With primary partnerships (publicly traded offerings) and secondary partnerships (private offerings sold in some cases as a result of death or divorce) no longer being thought of as primary investment options, the state of the industry is somewhat up for debate.
"In every industry, there are highs and lows. Tax law changes caused limited partnership investments to fall out of favor with investors and their advisors, and many partnerships began to fail," Neal Buckley, sales manager of Englewood, Colorado-based American Partnership Board, a secondary market broker, told us via e-mail. "While the stronger partnerships survived, limited partnerships . . . never truly recovered as an investment."
A Fading Raison d'?tre?
Larger players in the primary market such as CNL, Wells Limited Partnerships, WP Carey, and Boston Capital all provide public offering and tax credit funds for anyone to invest in. But for those dealing in the secondary market, these larger investments no longer seem to make much sense.
Limited partnerships were never an efficient investment vehicle, says Dan Foreit, owner of A-1 Partnership Service Network in Indian Rocks Beach, Florida, a private LP placement broker. "I don't think they ever were. Historically, the reason they put them together was to avoid paying taxes." Currently Foreit only deals in the secondary market and works with a very small staff.
"I don't think they should ever resurrect the partnership format," Foreit says. "It is too illiquid.
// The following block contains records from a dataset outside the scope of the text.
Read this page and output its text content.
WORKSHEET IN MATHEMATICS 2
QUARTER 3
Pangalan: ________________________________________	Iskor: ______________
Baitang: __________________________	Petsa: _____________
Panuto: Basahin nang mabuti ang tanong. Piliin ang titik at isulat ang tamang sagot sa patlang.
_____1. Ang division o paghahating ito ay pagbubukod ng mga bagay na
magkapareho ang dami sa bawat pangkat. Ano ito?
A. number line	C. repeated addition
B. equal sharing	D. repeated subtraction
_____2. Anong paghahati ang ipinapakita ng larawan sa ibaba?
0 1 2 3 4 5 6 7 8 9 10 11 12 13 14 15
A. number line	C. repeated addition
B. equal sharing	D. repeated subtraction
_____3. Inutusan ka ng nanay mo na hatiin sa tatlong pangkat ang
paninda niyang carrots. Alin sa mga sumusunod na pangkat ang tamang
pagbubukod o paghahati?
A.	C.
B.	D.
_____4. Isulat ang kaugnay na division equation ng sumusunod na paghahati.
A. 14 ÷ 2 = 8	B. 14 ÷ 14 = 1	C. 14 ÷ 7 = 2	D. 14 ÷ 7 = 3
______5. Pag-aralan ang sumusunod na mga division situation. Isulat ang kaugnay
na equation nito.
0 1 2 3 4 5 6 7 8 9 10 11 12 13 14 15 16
It's great for you and your ten doctor friends to buy a building somewhere in town and all live there," he says. "But to parcel it out to the large wirehouses across the country makes no sense at all."
"I deal with secondary level people waiting to trade, waiting for sellers, death, and divorce," he continues. "That industry is shrinking. LPs created such a huge bubble in the 1980s, sat on it for a while, and then in the mid- to late-1990s started trading and people were sick of it."
Many brokers [in the secondary market] really don't care what they are buying and what they are selling, Foreit says. As long as they make their transaction fee and get their percentage they are happy. "I evaluate every single thing that I purchase. If I am buying it, it is because I want it. If I don't want it, I don't deal with it," he says. "Now we are seeing that a lot of it has been moved, or consolidated, or it is coming full term and getting sold out and paid back."
Paul Frain, owner of Frain Asset Management, in Seminole, Florida, agrees with Foreit that secondary markets hold more opportunity for investors than the primary markets. As a secondary market maker for all publicly traded partnership units–typically in oil, gas, real estate, cable television, equipment leasing, and tax credits–he says that because he trades LPs at discounts, there are some good opportunities for investors. "You are buying an investment that is already invested, so you know what the portfolio consists of," says Frain. "You know what the risk, net asset value, and earned cash flow are, and you are buying it at a discount. So it is actually a lower-risk type of investing."